As long as there does not exist an institution within the federal apparatus loyal to the interests of the states, and bound by that loyalty to apply those interests at the federal level, there will be no effective form of federalism. There will only be its shadow. Perhaps that is all that modern American traditionalists want--the appearance of federalism. Thus a generation's worth of "traditionalist" Supreme Court cases carving out some sort of "federalism" within the current version of the Constitution, that provides more bark than bite in fact. See, United States v. Morrison, 529 U.S. 598 (2000); City of Borne v. Flores, 521 U.S. 507 (1997); New York v. United States, 505 U.S. 144 (1992); Printz v. United States, 521 U.S. 898 (1997). Each of these attempts at interpretive structural protection for federalism (understood as protection of states against assertions of federal power) is both narrowly defined and dependent on federal institutions for their elaboration and protection.

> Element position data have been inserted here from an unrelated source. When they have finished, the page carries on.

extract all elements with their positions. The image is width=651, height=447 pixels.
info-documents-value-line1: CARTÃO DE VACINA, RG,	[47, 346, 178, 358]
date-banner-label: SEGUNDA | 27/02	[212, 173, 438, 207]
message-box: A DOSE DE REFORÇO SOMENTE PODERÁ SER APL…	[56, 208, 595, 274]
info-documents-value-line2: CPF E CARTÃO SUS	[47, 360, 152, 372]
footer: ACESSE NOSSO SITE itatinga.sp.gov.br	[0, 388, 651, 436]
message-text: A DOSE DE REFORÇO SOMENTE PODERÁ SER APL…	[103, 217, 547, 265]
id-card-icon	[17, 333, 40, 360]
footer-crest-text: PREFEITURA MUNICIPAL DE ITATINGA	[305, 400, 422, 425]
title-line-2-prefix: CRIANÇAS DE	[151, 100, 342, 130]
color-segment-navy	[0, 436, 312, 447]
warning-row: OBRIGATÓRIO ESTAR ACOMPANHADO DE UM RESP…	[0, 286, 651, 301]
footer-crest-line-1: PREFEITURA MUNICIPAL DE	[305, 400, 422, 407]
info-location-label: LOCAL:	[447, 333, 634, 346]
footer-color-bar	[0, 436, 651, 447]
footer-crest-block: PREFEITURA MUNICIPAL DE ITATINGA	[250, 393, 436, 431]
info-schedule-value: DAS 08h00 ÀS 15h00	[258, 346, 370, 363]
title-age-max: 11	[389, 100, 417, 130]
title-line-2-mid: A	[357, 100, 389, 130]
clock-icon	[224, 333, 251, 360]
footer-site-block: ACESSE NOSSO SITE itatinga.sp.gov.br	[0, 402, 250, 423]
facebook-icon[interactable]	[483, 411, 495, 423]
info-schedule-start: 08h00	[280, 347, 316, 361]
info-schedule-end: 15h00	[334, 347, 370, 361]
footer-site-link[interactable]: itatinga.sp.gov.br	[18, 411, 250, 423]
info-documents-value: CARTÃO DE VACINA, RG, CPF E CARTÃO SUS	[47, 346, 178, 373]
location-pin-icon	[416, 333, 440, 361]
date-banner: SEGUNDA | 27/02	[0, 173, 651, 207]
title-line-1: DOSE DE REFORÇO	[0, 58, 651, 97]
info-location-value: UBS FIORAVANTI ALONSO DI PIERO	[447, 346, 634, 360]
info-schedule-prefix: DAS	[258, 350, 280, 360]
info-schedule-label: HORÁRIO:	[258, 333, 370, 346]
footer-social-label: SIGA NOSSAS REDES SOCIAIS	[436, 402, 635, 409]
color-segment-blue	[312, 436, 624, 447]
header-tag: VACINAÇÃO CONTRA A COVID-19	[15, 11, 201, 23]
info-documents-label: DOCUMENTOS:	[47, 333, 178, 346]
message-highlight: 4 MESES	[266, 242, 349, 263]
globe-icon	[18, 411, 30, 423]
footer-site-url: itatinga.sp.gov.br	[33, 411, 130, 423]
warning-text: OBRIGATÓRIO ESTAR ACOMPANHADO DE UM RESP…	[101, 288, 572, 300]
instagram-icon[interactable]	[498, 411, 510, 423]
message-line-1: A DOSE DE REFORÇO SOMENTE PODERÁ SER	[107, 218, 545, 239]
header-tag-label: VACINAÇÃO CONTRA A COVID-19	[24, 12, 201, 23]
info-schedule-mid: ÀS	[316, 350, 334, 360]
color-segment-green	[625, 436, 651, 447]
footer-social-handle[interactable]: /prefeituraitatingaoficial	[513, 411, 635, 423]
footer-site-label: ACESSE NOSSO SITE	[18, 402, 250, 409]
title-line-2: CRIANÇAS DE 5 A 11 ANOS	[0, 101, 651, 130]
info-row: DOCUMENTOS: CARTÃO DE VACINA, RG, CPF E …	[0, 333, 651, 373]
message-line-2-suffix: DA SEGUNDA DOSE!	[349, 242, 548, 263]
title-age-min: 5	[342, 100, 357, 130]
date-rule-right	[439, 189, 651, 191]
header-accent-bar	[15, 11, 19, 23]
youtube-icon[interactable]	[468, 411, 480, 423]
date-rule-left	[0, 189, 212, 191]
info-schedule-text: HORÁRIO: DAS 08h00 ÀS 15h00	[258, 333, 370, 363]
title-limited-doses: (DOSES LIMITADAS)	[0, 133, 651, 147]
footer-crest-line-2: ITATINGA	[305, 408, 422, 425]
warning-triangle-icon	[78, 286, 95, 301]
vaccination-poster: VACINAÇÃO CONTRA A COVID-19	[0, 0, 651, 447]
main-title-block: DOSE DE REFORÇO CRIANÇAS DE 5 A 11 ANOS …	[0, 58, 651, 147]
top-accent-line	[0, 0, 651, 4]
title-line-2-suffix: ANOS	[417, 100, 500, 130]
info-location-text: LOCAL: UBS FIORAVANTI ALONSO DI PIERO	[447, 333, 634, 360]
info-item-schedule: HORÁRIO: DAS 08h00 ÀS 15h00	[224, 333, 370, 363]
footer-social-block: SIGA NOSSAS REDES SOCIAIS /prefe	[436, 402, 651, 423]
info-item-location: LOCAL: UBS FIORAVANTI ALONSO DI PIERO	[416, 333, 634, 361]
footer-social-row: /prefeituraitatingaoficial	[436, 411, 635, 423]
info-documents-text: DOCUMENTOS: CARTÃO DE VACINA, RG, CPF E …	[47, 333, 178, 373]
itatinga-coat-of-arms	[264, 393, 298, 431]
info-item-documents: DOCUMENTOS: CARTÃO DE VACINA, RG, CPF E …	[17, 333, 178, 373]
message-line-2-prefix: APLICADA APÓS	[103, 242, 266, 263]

All focus on this or that substantive element that does little to provide a comprehensive principle of the nature of power left to the states. The current slate of proposals, like those of Professor Barnett, add to the window dressing. They are more form and structural micro management without politics, principle and flexibility. This is hardly the most significant approach to constitutionalism imprinted on the Republic by the founders. See, e.g., McColloch v. Maryland, 17 U.S. (Wheat.) 316 (1819). Yet if that is the case, then this is much ado about nothing but power--personal power grounded in the arbitrariness of the appearance of ideological difference without distinction in fact.